Siyasette Hacı Emmi Effect

85

Neden “etki” yerine “effect” kelimesini kullandığımızla başlayalım. Malumunuz olduğu üzere kullandığınız sözcükleri ne kadar yabancılaştırırsanız iddianız da o kadar bilimsel bir hüviyete bürünür. İfadelerinizin hacmi ve ağırlığı artar. Beyanlarınız daha yoğun bir tesir gücü içerir. (!)

Gelelim Hacı Emmiye… Hem olduğu gibi görünen hem de göründüğü gibi olan dini bütün Hacı Efendileri “Hacı Emmi” sıfatından tenzih ederim. Her Hacı, Hacı Emmi değildir.

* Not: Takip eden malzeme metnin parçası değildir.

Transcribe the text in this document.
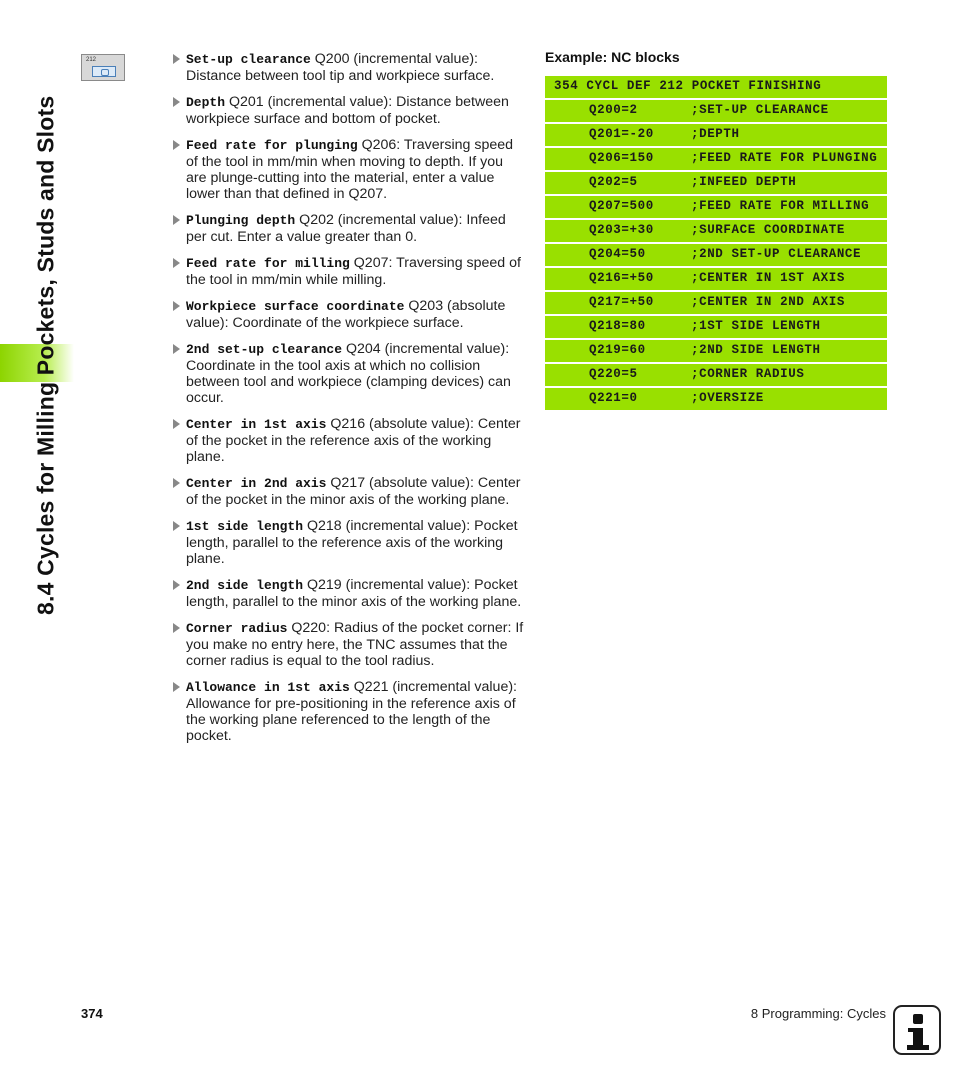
8.4 Cycles for Milling Pockets, Studs and Slots
212	Set-up clearance Q200 (incremental value): Distance between tool tip and workpiece surface.
Depth Q201 (incremental value): Distance between workpiece surface and bottom of pocket.
Feed rate for plunging Q206: Traversing speed of the tool in mm/min when moving to depth. If you are plunge-cutting into the material, enter a value lower than that defined in Q207.
Plunging depth Q202 (incremental value): Infeed per cut. Enter a value greater than 0.
Feed rate for milling Q207: Traversing speed of the tool in mm/min while milling.
Workpiece surface coordinate Q203 (absolute value): Coordinate of the workpiece surface.
2nd set-up clearance Q204 (incremental value): Coordinate in the tool axis at which no collision between tool and workpiece (clamping devices) can occur.
Center in 1st axis Q216 (absolute value): Center of the pocket in the reference axis of the working plane.
Center in 2nd axis Q217 (absolute value): Center of the pocket in the minor axis of the working plane.
1st side length Q218 (incremental value): Pocket length, parallel to the reference axis of the working plane.
2nd side length Q219 (incremental value): Pocket length, parallel to the minor axis of the working plane.
Corner radius Q220: Radius of the pocket corner: If you make no entry here, the TNC assumes that the corner radius is equal to the tool radius.
Allowance in 1st axis Q221 (incremental value): Allowance for pre-positioning in the reference axis of the working plane referenced to the length of the pocket.
Example: NC blocks
354 CYCL DEF 212 POCKET FINISHING
Q200=2	;SET-UP CLEARANCE
Q201=-20	;DEPTH
Q206=150	;FEED RATE FOR PLUNGING
Q202=5	;INFEED DEPTH
Q207=500	;FEED RATE FOR MILLING
Q203=+30	;SURFACE COORDINATE
Q204=50	;2ND SET-UP CLEARANCE
Q216=+50	;CENTER IN 1ST AXIS
Q217=+50	;CENTER IN 2ND AXIS
Q218=80	;1ST SIDE LENGTH
Q219=60	;2ND SIDE LENGTH
Q220=5	;CORNER RADIUS
Q221=0	;OVERSIZE
374	8 Programming: Cycles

Hacı Emmi, her yerde karşınıza çıkabilecek bir karikatür karakteridir. Gençliğinde son derece rint bir hayat yaşamıştır. Neyin neye iyi katık olacağını, hangi mezenin yanında neyin iyi gideceğini çok iyi tecrübe etmiştir. Çok canlar yakmış, çok cevizler kırmıştır. Gençliğinde memuriyet yapmışsa vatandaşın anasını ağlatmış, ticaretle uğraşmışsa ocaklar söndürmüştür. Yaşı kemale erdikten sonra, muhtemelen yakın bir arkadaşının cenazesinin vesilesiyle tövbe-i nasuh ile tövbe etmiş (!) , beş vakit namaza başlayıp cami cemaatinin as kadrosuna dâhil olmuş, hac farizasını yerine getirdikten sonra da bir karış sakal bırakarak koleksiyonunun eksik parçasını tamamlamıştır.

Gelin görün ki bu baş döndürücü hızla gelen değişim Hacı Emmiyi asabi bir adam haline getirmiştir. Herkese öfkelenmekte, kendi meşrebince günaha meyleden herkesi Allah yarattı demeden sözleriyle dövmektedir. Camiyle 50’li yaşlarında haşır neşir olmasına rağmen, camiye gelen çocukları gürültü yapıyorlar diye sürekli haşlar. Sanki kendisi gençliğinde çok farklıymış gibi, gençlerin günah işlemeye ne kadar düşkün olduklarından, neslin gün geçtikçe nasıl bozulduğundan yüksek sesle şikâyet eder. Kendi çocukları son derece seküler bir hayat yaşamalarına rağmen, başkalarının çocuklarının giyim kuşamlarına laf eder. Sürekli olarak kendisinin ne kadar dindar, ne kadar ahlaklı, ne kadar faziletli, ne kadar süper biri olduğunu; başkalarının ise bu yüce sıfatlardan ne kadar mahrum olduklarını yüksek sesle deklare eder. Kimseyi beğenmez, kimseyi sevmez, herkesi azarlar.

Hoş, artık ekranda gördüğümde direkt kanal değiştiriyorum ama kanal değiştirme imkânı olmadığında ne zaman bir Ak Partili yetkiliyi dinlemek zorunda kalsam bir Hacı Emmiyi dinliyormuşum hissine kapılıyorum.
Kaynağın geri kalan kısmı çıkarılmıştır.